Matt Kemmerle, science major, has an opinion that most City College students likely share: He believes textbooks prices are inflated. Kemmerle says he’s paid more than $700 for textbooks this semester – and he’s only enrolled in three courses.
“What you’re really seeing when you look into a college bookstore are publishing companies and professors earning their wages off the backs of poor students,”
Kemmerle says.
Complaints like Kemmerle’s have not fallen on deaf ears at City College. On Nov.
7, ASG’s textbook crisis committee met to discuss exorbitant textbook prices.
“It’s an issue we are attacking on many fronts,” says committee chair and ASG Senator Steve Macias.
Many options were discussed at the meeting, from offering a wider variety of textbooks to simply considering ways to reduce prices. One of the ideas proposed
was the development of a bookstore rental policy, which might do well in mitigating
high book costs. The City College bookstore manager Randy Clem, told the group that in Missouri, 50 percent of college textbooks are rentals.
“Our biggest obstacles are the book adoption terms, which must be changed
so that the same books are used for longer durations,” Macias says.
In other words, teachers would have to agree to use the same textbook edition for a number of years, so that the bookstore could reuse the same rentals each
semester.
Another facet of the committee’s plan for lowering book costs involves increased use of open source material. Open source refers to material that is in the public domain and therefore accessible to the public at no cost.
“We definitely have some short term goals we want to achieve this semester,”

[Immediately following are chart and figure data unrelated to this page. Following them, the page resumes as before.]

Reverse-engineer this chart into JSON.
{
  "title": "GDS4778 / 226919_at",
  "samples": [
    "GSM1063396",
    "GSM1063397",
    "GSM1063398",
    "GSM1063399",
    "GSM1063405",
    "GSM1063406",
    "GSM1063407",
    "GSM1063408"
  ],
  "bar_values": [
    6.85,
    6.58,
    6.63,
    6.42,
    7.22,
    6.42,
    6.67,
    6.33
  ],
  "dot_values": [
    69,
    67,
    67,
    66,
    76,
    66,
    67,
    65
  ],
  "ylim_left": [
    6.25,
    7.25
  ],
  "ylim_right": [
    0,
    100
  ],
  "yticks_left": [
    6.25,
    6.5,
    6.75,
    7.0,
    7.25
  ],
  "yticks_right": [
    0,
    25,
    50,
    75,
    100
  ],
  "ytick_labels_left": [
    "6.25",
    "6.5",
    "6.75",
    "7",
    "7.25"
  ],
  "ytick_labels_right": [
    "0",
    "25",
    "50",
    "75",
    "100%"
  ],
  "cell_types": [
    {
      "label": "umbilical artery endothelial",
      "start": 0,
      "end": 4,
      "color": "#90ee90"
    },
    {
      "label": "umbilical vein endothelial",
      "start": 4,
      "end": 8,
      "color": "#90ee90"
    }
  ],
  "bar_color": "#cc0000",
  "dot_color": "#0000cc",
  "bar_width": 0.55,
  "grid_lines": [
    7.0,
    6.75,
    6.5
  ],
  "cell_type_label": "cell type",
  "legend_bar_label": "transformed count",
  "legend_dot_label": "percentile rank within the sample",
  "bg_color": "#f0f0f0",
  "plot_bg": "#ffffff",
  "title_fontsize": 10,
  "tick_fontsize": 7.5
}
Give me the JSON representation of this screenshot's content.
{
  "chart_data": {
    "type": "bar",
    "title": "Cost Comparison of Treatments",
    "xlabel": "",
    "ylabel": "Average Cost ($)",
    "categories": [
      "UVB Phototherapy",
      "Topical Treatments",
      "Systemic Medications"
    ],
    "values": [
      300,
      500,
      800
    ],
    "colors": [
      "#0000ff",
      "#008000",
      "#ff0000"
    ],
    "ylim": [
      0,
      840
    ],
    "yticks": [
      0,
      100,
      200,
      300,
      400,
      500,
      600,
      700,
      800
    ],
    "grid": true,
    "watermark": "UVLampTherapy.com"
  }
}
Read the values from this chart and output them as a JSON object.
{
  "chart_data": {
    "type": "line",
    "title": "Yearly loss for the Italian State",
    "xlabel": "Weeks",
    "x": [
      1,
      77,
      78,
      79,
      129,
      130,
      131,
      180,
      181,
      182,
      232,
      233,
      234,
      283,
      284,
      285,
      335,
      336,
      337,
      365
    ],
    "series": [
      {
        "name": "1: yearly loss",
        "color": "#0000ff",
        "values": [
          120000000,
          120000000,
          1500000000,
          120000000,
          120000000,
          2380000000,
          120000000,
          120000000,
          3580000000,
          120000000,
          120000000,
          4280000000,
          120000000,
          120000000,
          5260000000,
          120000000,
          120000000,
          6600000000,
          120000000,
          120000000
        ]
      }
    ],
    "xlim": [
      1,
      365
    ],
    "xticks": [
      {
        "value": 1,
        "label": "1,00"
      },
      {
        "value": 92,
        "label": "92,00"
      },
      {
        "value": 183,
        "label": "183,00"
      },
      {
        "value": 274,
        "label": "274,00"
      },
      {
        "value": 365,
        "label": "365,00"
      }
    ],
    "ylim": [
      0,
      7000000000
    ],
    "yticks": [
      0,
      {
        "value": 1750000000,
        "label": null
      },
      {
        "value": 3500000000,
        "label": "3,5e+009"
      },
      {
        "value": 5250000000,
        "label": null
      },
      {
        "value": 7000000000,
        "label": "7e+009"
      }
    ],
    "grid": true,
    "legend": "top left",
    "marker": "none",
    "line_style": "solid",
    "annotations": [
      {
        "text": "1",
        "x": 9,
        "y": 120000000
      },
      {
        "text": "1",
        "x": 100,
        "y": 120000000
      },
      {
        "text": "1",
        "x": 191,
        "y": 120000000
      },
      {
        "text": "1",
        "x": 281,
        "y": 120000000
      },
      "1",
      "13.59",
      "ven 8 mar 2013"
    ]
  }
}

Macias said. One of these goals is to highlight the importance of teachers and faculty getting their book orders in on time.
“Efficiency helps. If teachers put their book orders in on time, then the book store manager has a bigger pool of textbooks to choose from,” Macias says. “Plus, a late order must then be rushed to school which involves additional charges that could have been avoided.”
Other measures discussed include offering more copies of texts on reserve in the library and a student and staff letterwriting campaign, targeted at teachers and deans, as well as prominent district employees and legislators.